Tableau comparatif des grands repères 2026
SASU : responsabilité limitée aux apports, régime social du président assimilé salarié, comptabilité complète, IS par défaut, dividendes possibles, coût social élevé sur la rémunération, image souvent appréciée des partenaires.
EURL : responsabilité limitée, gérant associé unique le plus souvent en régime TNS, charges sociales généralement plus basses sur la rémunération, cadre plus encadré, IR par défaut avec option possible pour l’IS.
Micro-entreprise : formalités simples, cotisations calculées directement sur le chiffre d’affaires, pas de déduction des charges réelles, plafond de chiffre d’affaires, franchise en base de TVA sous certains seuils, protection sociale liée au régime de l’indépendant.
EI au réel : entreprise en nom propre, gestion plus simple qu’une société, imposition à l’IR sauf option à l’IS, charges déductibles, protection sociale de travailleur indépendant.
Résultat : la SASU séduit souvent les profils qui visent une montée en puissance, une levée de fonds à terme ou une transformation en SAS pluripersonnelle. Le hic : elle perd souvent le match de la simplicité et du coût face à la micro-entreprise ou à l’EURL.
Coût social, fiscalité, crédibilité : qui gagne ?
Sur le terrain du coût social, l’EURL avec gérant TNS garde souvent un avantage. À revenu net comparable, le coût total est souvent inférieur à celui d’une SASU. En revanche, la SASU conserve un atout d’image et une mécanique de dividendes plus lisible pour certains investisseurs.

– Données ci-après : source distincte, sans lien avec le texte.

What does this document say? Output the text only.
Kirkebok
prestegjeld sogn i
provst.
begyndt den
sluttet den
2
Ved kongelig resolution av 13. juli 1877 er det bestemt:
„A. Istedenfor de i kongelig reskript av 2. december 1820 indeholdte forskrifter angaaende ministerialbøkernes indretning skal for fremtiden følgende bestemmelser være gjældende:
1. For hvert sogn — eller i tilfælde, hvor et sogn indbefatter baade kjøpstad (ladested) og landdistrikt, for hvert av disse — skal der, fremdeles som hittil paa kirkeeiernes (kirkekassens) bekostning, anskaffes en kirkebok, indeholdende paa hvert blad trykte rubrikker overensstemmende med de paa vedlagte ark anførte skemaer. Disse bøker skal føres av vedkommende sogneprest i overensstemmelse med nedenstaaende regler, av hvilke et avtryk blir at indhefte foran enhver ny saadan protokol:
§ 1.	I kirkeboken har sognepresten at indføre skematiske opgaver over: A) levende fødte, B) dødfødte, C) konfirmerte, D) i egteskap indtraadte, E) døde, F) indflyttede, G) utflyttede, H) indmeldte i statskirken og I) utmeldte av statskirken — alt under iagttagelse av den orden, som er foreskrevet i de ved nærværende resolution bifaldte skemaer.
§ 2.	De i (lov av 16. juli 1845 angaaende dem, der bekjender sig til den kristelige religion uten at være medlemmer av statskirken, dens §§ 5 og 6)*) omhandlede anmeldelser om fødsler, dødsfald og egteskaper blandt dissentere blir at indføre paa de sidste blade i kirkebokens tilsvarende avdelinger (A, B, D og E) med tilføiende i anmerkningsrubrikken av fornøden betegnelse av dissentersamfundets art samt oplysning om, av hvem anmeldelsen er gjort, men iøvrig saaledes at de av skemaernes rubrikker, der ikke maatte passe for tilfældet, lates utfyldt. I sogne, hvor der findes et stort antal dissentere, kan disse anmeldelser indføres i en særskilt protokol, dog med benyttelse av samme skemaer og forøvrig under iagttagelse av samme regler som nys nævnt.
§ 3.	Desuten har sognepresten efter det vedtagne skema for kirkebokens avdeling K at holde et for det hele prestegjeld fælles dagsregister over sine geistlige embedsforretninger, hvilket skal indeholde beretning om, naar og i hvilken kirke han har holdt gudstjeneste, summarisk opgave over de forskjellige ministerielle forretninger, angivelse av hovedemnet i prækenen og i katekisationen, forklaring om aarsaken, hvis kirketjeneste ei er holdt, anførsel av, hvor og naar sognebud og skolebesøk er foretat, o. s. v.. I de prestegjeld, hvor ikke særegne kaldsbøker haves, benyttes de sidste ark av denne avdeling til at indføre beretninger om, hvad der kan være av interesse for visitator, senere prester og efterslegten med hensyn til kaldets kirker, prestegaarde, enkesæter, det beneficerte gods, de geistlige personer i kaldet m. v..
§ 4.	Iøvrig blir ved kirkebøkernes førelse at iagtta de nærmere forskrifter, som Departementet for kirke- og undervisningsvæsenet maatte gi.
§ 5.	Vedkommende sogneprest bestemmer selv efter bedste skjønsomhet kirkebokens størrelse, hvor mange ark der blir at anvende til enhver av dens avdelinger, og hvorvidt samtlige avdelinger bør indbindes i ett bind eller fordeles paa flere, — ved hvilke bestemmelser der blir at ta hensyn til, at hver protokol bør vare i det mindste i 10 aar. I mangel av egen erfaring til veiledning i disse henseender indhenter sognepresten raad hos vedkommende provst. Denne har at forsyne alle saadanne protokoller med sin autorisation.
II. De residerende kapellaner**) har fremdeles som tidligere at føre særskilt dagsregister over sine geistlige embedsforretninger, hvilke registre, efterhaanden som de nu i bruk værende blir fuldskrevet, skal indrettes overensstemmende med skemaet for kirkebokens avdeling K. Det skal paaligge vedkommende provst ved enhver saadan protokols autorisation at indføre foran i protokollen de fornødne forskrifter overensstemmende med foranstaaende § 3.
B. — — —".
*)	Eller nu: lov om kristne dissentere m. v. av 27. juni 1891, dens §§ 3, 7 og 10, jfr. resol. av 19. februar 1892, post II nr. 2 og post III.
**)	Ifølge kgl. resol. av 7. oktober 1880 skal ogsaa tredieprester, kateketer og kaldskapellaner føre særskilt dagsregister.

Sur la fiscalité, tout dépend de la rentabilité et de la stratégie de sortie du cash. Une micro-entreprise peut être redoutablement efficace si les charges sont faibles. À l’inverse, dès que les dépenses sont élevées ou que le dirigeant veut structurer son activité, les régimes au réel reprennent la main.
Quel statut pour quel profil ?
Vous testez une activité avec peu de frais et un chiffre d’affaires encore incertain ? La micro-entreprise reste souvent la porte d’entrée la plus simple. Vous cherchez à vous rémunérer avec un coût social plus contenu ? L’EURL mérite une vraie comparaison.
Vous visez un projet plus structuré, avec besoin de crédibilité commerciale et possibilité d’ouvrir le capital ? La SASU peut s’imposer malgré ses contraintes. Pour approfondir les écarts entre régimes, voir /guide/comparatif-sasu-eurl-micro.
Bon à savoir : le bon statut dépend aussi de votre foyer fiscal, de votre protection sociale actuelle, de votre activité et de vos objectifs à deux ou trois ans. Pour les décisions importantes, mieux vaut consulter un expert-comptable ou un avocat.